New START for nuclear-free world

March 28, 2010 11:40 pm | Updated November 17, 2021 05:46 am IST

On April 8, the United States and Russia will sign a landmark arms agreement to slash their nuclear arsenals by no less than a third. The significance of the pact goes beyond the number of warheads and missiles the two sides have agreed to cut. It is the first legally binding and verifiable nuclear reduction pact the U.S. and Russia have negotiated in two decades after the end of the Cold War. It reinstates the U.S-Russian nuclear security regime that would have otherwise fallen apart after the 1991 Strategic Arms Limitations Treaty lapsed in December 2009. The follow-on agreement revives the arms reduction process and opens the way to further cuts by the two nuclear superpowers, which account for more than 90 per cent of the world's nuclear armaments. It creates momentum for the “reset” announced last year by Presidents Barack Obama and Dmitry Medvedev to build a new bilateral partnership. The new START was negotiated in a spirit of give-and-take. Mr. Obama had a real problem: he had to overcome strong opposition from his conservative critics at home who contended that Washington need not sign the treaty at all as Moscow was dismantling its ageing missiles anyway. In turn, Russia relaxed its insistence on imposing specific constraints on U.S. missile defence programmes — to facilitate treaty ratification in the Republican-dominated Senate.

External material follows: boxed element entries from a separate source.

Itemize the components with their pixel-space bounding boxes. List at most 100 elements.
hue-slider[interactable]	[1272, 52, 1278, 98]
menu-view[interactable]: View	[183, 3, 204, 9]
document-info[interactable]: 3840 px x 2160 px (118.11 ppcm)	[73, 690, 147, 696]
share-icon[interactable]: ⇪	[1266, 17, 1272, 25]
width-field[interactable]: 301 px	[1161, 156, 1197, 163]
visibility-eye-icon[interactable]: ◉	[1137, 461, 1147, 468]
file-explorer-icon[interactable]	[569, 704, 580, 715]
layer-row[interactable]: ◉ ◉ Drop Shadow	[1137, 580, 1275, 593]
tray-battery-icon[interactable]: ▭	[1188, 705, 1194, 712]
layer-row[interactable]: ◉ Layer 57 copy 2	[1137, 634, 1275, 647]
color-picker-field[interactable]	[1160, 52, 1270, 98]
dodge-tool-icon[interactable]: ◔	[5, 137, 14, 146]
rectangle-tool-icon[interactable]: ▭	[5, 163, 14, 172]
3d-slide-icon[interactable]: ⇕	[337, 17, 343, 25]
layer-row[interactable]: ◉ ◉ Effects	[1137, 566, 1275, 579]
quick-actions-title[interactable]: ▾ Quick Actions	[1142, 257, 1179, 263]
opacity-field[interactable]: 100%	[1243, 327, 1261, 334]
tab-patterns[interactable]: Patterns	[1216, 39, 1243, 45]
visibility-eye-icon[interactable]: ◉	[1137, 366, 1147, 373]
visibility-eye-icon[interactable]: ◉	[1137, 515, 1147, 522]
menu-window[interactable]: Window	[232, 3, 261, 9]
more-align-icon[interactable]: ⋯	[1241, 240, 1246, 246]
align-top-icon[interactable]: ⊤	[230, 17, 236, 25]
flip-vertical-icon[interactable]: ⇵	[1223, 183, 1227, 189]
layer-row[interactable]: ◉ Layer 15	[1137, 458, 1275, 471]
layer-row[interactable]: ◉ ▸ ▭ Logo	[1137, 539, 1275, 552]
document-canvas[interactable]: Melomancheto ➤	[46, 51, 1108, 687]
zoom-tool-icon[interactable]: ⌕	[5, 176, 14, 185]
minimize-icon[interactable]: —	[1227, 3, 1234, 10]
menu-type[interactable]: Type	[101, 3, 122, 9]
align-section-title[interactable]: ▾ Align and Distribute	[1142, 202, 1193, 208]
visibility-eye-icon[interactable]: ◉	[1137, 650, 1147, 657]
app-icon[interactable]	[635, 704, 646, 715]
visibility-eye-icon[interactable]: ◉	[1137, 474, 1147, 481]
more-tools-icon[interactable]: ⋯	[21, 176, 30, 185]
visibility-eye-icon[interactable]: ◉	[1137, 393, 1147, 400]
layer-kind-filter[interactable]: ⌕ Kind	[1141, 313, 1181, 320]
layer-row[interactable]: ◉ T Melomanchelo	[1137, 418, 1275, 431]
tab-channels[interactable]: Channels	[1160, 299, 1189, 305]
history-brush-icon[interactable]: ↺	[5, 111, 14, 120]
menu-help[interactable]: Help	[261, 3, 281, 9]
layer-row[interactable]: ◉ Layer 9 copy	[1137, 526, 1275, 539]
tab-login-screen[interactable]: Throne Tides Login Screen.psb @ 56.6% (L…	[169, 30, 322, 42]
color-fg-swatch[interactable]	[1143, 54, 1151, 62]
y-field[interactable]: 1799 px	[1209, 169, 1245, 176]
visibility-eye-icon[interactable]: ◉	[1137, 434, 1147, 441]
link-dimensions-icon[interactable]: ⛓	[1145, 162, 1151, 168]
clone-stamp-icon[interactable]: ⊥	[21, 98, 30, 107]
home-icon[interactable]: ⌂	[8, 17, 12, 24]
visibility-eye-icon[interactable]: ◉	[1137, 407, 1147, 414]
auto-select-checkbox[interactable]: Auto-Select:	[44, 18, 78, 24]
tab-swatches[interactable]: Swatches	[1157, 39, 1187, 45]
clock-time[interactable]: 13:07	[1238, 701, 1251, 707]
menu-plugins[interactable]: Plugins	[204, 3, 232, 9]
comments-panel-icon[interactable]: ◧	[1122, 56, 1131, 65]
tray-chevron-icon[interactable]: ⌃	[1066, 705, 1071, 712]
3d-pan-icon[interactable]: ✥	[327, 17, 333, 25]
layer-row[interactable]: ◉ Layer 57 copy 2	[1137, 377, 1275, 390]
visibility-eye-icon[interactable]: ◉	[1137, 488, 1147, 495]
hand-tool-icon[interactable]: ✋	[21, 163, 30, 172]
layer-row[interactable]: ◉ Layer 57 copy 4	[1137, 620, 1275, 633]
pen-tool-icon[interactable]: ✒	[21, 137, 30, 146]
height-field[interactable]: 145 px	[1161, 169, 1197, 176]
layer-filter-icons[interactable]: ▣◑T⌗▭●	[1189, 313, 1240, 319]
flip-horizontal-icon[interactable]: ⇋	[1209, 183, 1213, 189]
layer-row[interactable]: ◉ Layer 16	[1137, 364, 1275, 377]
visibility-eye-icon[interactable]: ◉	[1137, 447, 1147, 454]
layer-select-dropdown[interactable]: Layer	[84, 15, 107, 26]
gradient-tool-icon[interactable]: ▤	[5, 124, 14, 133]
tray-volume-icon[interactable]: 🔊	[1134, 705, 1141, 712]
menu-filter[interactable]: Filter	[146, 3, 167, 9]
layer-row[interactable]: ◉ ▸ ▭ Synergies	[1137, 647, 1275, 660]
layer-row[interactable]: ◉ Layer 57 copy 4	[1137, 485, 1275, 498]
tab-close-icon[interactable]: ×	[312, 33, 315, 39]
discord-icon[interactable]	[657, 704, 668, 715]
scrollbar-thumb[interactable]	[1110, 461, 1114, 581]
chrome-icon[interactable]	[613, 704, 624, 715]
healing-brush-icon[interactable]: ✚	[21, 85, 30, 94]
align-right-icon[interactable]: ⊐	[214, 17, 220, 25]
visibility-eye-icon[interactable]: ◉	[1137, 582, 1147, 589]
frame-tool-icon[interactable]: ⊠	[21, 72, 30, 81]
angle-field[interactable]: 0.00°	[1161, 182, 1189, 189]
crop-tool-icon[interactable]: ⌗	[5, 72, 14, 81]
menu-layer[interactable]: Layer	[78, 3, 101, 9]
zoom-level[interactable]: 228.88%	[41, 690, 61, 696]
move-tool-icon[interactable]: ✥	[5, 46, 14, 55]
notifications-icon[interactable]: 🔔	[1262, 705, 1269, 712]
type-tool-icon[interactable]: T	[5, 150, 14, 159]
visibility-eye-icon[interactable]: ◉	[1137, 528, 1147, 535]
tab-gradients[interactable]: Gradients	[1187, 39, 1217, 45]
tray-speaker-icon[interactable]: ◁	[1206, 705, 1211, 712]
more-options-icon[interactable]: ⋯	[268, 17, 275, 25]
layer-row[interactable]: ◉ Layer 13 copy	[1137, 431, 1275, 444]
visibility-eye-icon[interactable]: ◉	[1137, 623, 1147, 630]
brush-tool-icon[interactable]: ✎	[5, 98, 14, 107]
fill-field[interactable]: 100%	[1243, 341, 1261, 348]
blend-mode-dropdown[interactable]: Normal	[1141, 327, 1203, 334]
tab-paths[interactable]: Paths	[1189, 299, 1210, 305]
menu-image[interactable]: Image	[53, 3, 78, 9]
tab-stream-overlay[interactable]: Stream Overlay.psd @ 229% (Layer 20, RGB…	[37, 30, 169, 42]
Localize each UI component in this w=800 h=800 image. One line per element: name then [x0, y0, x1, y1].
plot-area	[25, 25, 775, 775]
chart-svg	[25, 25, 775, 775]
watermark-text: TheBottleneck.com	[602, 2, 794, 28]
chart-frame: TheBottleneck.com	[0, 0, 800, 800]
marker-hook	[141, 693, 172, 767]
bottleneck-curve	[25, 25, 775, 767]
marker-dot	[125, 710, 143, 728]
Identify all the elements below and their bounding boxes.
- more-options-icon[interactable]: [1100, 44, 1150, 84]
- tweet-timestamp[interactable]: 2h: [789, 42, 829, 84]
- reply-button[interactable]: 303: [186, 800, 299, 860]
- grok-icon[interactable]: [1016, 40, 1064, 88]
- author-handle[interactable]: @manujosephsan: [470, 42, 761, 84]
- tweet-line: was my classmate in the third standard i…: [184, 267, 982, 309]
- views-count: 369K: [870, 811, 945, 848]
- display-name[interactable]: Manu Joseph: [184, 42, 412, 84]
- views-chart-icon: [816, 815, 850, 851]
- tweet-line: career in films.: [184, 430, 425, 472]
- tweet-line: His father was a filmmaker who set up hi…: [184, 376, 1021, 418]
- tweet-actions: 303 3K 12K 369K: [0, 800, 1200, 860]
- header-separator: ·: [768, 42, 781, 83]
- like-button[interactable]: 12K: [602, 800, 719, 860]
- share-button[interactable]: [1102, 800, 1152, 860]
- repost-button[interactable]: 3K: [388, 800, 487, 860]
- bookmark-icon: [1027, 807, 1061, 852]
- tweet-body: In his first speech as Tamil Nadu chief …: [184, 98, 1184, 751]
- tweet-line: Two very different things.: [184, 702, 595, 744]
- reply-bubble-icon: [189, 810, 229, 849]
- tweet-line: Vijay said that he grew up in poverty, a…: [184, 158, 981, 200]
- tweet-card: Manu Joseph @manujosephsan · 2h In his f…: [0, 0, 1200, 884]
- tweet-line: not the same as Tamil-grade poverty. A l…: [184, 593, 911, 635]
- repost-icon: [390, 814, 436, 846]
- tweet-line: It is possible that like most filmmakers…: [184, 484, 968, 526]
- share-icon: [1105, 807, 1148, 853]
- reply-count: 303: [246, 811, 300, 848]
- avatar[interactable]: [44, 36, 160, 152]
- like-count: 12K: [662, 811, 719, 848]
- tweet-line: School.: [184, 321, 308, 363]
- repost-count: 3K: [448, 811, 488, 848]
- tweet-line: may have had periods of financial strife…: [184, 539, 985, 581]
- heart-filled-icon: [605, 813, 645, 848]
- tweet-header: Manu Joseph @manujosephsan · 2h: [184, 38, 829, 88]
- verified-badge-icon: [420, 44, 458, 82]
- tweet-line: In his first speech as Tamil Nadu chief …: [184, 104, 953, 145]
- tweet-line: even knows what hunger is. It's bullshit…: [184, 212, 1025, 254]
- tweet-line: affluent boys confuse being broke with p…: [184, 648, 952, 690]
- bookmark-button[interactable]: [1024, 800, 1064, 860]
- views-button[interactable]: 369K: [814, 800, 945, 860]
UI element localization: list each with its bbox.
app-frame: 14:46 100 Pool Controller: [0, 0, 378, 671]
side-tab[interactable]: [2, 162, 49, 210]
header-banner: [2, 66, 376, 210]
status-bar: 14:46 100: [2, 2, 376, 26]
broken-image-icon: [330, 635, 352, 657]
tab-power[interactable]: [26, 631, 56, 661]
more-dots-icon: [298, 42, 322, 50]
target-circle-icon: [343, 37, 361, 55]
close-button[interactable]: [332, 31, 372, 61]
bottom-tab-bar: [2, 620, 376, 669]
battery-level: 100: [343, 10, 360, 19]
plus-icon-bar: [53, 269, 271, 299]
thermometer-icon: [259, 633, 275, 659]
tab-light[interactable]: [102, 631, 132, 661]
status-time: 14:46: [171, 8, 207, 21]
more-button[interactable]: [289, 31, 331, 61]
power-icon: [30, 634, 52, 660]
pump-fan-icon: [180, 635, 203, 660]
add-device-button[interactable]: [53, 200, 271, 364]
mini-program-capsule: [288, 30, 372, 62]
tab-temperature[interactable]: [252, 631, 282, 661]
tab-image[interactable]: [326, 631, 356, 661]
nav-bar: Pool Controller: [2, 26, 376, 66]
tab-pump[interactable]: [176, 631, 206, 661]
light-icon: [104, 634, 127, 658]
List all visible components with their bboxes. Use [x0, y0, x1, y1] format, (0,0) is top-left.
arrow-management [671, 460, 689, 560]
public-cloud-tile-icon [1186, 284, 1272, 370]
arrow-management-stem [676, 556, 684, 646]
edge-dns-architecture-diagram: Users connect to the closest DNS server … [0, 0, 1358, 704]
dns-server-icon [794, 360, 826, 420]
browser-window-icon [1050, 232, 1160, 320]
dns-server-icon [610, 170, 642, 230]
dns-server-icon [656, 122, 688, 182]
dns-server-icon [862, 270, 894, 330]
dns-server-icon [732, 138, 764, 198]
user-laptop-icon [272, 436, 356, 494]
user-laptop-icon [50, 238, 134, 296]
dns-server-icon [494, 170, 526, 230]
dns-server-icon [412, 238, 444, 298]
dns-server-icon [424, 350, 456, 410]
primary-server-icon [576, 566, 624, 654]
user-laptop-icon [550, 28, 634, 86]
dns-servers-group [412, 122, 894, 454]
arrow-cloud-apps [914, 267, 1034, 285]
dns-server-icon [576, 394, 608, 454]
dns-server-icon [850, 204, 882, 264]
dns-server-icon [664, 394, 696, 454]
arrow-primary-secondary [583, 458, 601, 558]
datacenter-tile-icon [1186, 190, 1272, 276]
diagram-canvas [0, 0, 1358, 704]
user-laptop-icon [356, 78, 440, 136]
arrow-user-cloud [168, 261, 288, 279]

The new treaty will breathe life into the vision of a nuclear-free world embraced by Mr. Obama and Mr. Medvedev. Everyone knows the road to this will be extremely long and tortuous. Already, the two sides have differed in their reading of the treaty's provisions. The Kremlin says it will establish a “legally binding linkage” between strategic offensive weapons and strategic missile defences. The U.S. State Department, however, asserts that it enforces “no constraints” on U.S. missile defence programmes. These clashing interpretations point to a fundamental chasm between Washington and Moscow. The U.S. broke a rigid link between offensive and defensive weapon systems when George W. Bush, of all Presidents, scrapped the 1972 Anti-Ballistic Missile Treaty. Russia says that unless the linkage is restored, no further nuclear cuts will be possible. Moreover, it warns that it will walk out of the START follow-on treaty if the U.S. proceeds to build a global missile shield, as this would upset the strategic nuclear balance between the two nuclear superpowers. Mr. Obama has put on hold any major ballistic missile development programme. He should follow up by accepting the Russian proposal to jointly build a missile defence against any future threats. This will create a strong foundation of trust the U.S. and Russia need to build on as they embark on the path of a nuclear-free world.

Correction

A sentence in the first paragraph was “It reinstates the U.S-Russian nuclear security regime that would have otherwise fallen apart after the 1991 Strategic Arms Limitations Treaty lapsed in “December 2009.” It should have been START (Strategic Arms Reduction Treaty).